Famed magic lantern slide artist Joseph Boggs Beale was born in Philadelphia, Pennsylvania, on December 10, 1841. He was the eldest child of Louise Boggs McCord (1815-1887) and Dr. Steven Thomas Beale (1814-1899), a prominent dentist and founder of the Pennsylvania Association of Dental Surgeons. Beale demonstrated an aptitude for drawing while attending the prestigious Philadelphia's Central High School and later the Pennsylvania Academy of Fine Arts. In 1862, the twenty-year-old Beale returned to Central High School as a professor of writing and drawing, winning the position over realist painter Thomas Eakins.
During the Civil War, Beale served with the Company D, 2nd Regiment, Blue Reserves of Philadelphia. He was quickly appointed to regimental artist and created battle sketches for various publications. After the war, he became an illustrator for numerous magazines including, Harper's, Frank Leslie's Weekly, and the Daily Graphic. Beale lived in Chicago for several years with his wife, Mary Louise Taffart, before returning to Philadelphia in the early 1870s. Much of the artist's work was lost in the Great Chicago Fire of 1871.

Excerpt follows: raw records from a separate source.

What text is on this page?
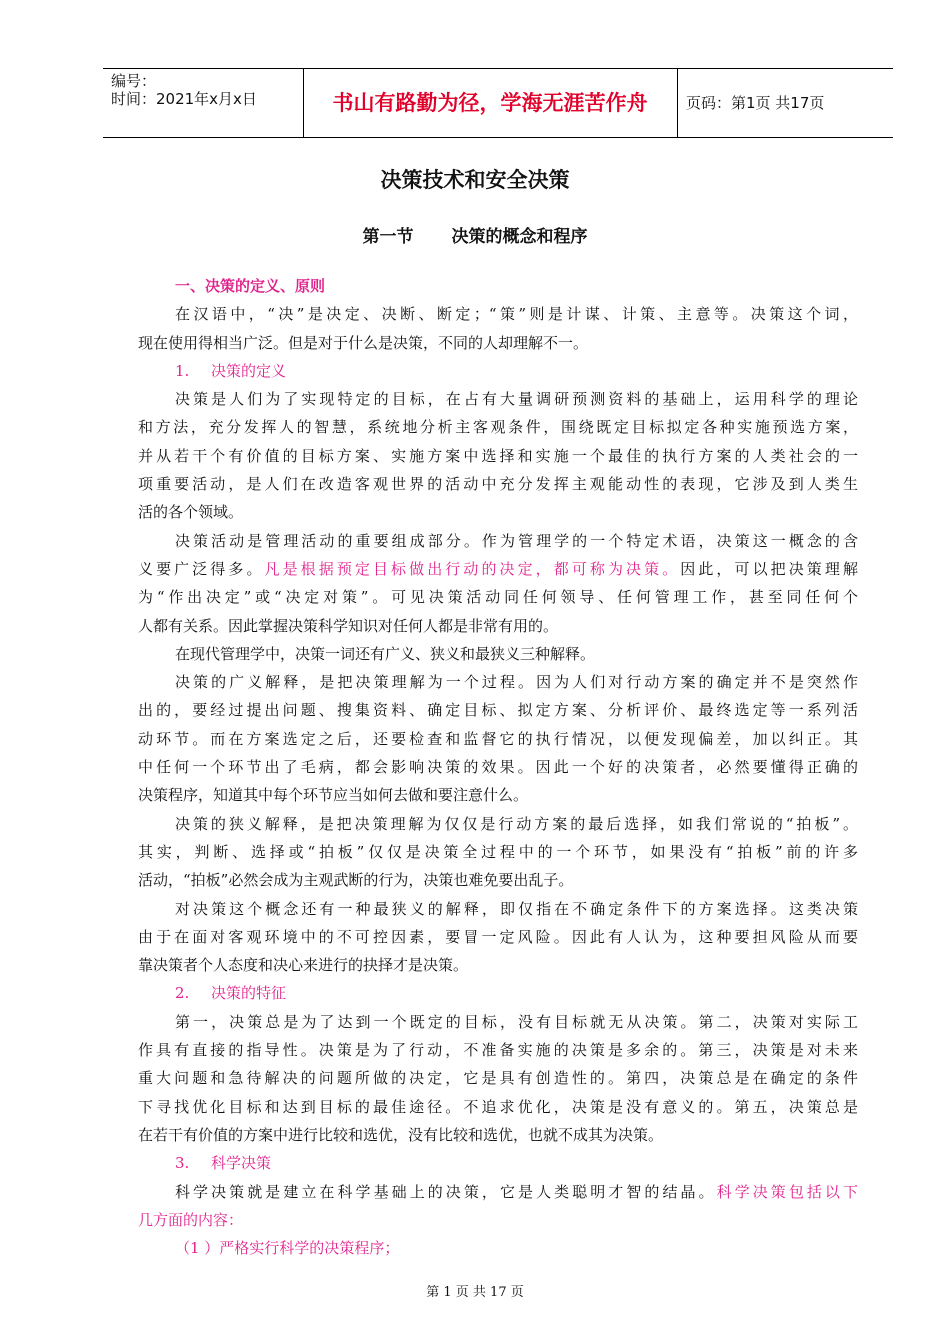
编号：
时间：2021年x月x日	书山有路勤为径，学海无涯苦作舟	页码：第1页 共17页
决策技术和安全决策
第一节 决策的概念和程序
一、决策的定义、原则
在汉语中，“决”是决定、决断、断定；“策”则是计谋、计策、主意等。决策这个词，
现在使用得相当广泛。但是对于什么是决策，不同的人却理解不一。
1. 决策的定义
决策是人们为了实现特定的目标，在占有大量调研预测资料的基础上，运用科学的理论
和方法，充分发挥人的智慧，系统地分析主客观条件，围绕既定目标拟定各种实施预选方案，
并从若干个有价值的目标方案、实施方案中选择和实施一个最佳的执行方案的人类社会的一
项重要活动，是人们在改造客观世界的活动中充分发挥主观能动性的表现，它涉及到人类生
活的各个领域。
决策活动是管理活动的重要组成部分。作为管理学的一个特定术语，决策这一概念的含
义要广泛得多。凡是根据预定目标做出行动的决定，都可称为决策。因此，可以把决策理解
为“作出决定”或“决定对策”。可见决策活动同任何领导、任何管理工作，甚至同任何个
人都有关系。因此掌握决策科学知识对任何人都是非常有用的。
在现代管理学中，决策一词还有广义、狭义和最狭义三种解释。
决策的广义解释，是把决策理解为一个过程。因为人们对行动方案的确定并不是突然作
出的，要经过提出问题、搜集资料、确定目标、拟定方案、分析评价、最终选定等一系列活
动环节。而在方案选定之后，还要检查和监督它的执行情况，以便发现偏差，加以纠正。其
中任何一个环节出了毛病，都会影响决策的效果。因此一个好的决策者，必然要懂得正确的
决策程序，知道其中每个环节应当如何去做和要注意什么。
决策的狭义解释，是把决策理解为仅仅是行动方案的最后选择，如我们常说的“拍板”。
其实，判断、选择或“拍板”仅仅是决策全过程中的一个环节，如果没有“拍板”前的许多
活动，“拍板”必然会成为主观武断的行为，决策也难免要出乱子。
对决策这个概念还有一种最狭义的解释，即仅指在不确定条件下的方案选择。这类决策
由于在面对客观环境中的不可控因素，要冒一定风险。因此有人认为，这种要担风险从而要
靠决策者个人态度和决心来进行的抉择才是决策。
2. 决策的特征
第一，决策总是为了达到一个既定的目标，没有目标就无从决策。第二，决策对实际工
作具有直接的指导性。决策是为了行动，不准备实施的决策是多余的。第三，决策是对未来
重大问题和急待解决的问题所做的决定，它是具有创造性的。第四，决策总是在确定的条件
下寻找优化目标和达到目标的最佳途径。不追求优化，决策是没有意义的。第五，决策总是
在若干有价值的方案中进行比较和选优，没有比较和选优，也就不成其为决策。
3. 科学决策
科学决策就是建立在科学基础上的决策，它是人类聪明才智的结晶。科学决策包括以下
几方面的内容：
（1 ）严格实行科学的决策程序；
第 1 页 共 17 页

After Beale's return to Philadelphia, the prosperous glass slide dealer Caspar W. Briggs & Sons hired the talented illustrator to produce original slide designs for early projectors, known as magic lanterns. Illustrated glass slides were placed inside these machines and the image was projected onto a screen as a form of entertainment. Beale created 1,804 black and white paintings during his time at Caspar W. Briggs & Sons. The artist used a range of dark paints on charcoal gray paper, highlighted with Chinese opaque watercolors. The result, luminous and detailed illustrations with dramatic color contrast. Many of Beale's paintings chronicle American history from Native American folklore, colonization, the federal period, Civil War, to Victorian life. His illustrations also capture, Biblical and popular narrative stories.
By the time of his death on February 26, 1926, Beale had become renowned for his realistic magic lantern paintings. Several years after the artist's death, a large quantity of his work was discovered in the home of a glass slide producer from Germantown, Pennsylvania. Since then, Beale's paintings have been dispersed into public and private collections.